Dipilih Lagi, Kim Jong Un Kukuhkan Kekuasaan di Korea Utara

Kim Jong Un

Badan legislatif Korea Utara kembali menetapkan Kim Jong Un sebagai pemimpin tertinggi negara melalui pengangkatan ulang di Komisi Urusan Negara. Keputusan ini sekaligus mempertegas posisinya sebagai figur sentral dalam struktur kekuasaan dan pengambilan kebijakan di negara tersebut.

Media resmi pemerintah, Korean Central News Agency (KCNA), melaporkan bahwa proses pemilihan anggota parlemen berlangsung dengan dukungan nyaris mutlak. Tingkat partisipasi disebut mencapai 99,99 persen, dengan 99,93 persen suara mendukung dan hanya 0,07 persen yang menolak.

Hasil tersebut mencerminkan dominasi penuh pemerintah dalam sistem politik Korea Utara. Parlemen yang terbentuk kemudian secara formal menetapkan kembali Kim Jong Un sebagai kepala Komisi Urusan Negara, lembaga tertinggi yang mengendalikan arah kebijakan nasional.

Dalam struktur ketatanegaraan Korea Utara, Komisi Urusan Negara memiliki peran strategis sebagai pusat kekuasaan, mencakup fungsi eksekutif sekaligus pengawasan terhadap kebijakan negara. Penetapan ini memastikan kesinambungan kepemimpinan Kim di tengah dinamika geopolitik global.

Namun demikian, sejumlah pengamat internasional menilai proses pemilu di Korea Utara tidak berlangsung secara kompetitif. Pemilihan umum dinilai lebih bersifat simbolis, dengan hasil yang pada dasarnya telah ditentukan sebelumnya untuk memperkuat legitimasi politik rezim yang berkuasa.

Kritik tersebut mengemuka karena sistem politik Korea Utara tidak memberikan ruang bagi oposisi maupun kontestasi terbuka. Kandidat yang diajukan dalam pemilu umumnya merupakan figur yang telah diseleksi oleh partai penguasa.

Kim Jong Un sendiri merupakan generasi ketiga dari dinasti politik Korea Utara yang didirikan oleh Kim Il Sung pada 1948. Ia mengambil alih kepemimpinan negara setelah wafatnya ayahnya, Kim Jong Il, pada tahun 2011.

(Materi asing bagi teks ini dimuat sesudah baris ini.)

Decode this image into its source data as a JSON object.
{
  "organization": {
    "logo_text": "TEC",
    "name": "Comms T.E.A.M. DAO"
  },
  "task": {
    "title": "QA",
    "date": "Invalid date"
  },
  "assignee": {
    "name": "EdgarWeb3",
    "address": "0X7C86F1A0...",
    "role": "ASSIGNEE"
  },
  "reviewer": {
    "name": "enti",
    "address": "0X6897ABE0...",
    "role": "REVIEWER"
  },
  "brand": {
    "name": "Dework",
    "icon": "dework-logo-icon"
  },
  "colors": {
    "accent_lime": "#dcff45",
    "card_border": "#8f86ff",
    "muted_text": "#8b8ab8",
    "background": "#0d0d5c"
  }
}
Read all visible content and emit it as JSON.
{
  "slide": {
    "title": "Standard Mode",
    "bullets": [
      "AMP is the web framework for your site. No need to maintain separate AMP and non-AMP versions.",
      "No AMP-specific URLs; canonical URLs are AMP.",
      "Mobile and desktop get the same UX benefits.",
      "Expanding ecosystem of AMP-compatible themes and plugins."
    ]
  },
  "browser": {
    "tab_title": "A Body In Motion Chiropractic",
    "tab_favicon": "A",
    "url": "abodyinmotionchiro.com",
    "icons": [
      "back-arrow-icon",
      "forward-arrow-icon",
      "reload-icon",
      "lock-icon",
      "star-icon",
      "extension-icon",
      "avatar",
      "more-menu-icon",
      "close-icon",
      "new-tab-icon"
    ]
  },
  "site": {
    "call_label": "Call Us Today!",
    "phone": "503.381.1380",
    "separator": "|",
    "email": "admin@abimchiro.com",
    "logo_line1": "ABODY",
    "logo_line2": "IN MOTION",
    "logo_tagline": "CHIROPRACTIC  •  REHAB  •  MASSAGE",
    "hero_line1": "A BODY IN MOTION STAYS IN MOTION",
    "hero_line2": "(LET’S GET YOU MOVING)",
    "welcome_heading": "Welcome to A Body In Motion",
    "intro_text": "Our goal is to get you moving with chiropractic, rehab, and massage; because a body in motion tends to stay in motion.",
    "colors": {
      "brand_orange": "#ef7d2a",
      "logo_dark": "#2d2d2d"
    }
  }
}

Sejak menjabat, Kim dikenal memperkuat posisi militer dan mengembangkan program nuklir yang menjadikan Korea Utara sebagai salah satu negara dengan kemampuan persenjataan strategis di dunia.

Penetapan ulang ini diperkirakan tidak akan membawa perubahan signifikan dalam arah kebijakan negara, melainkan melanjutkan garis kepemimpinan yang telah berjalan selama lebih dari satu dekade terakhir.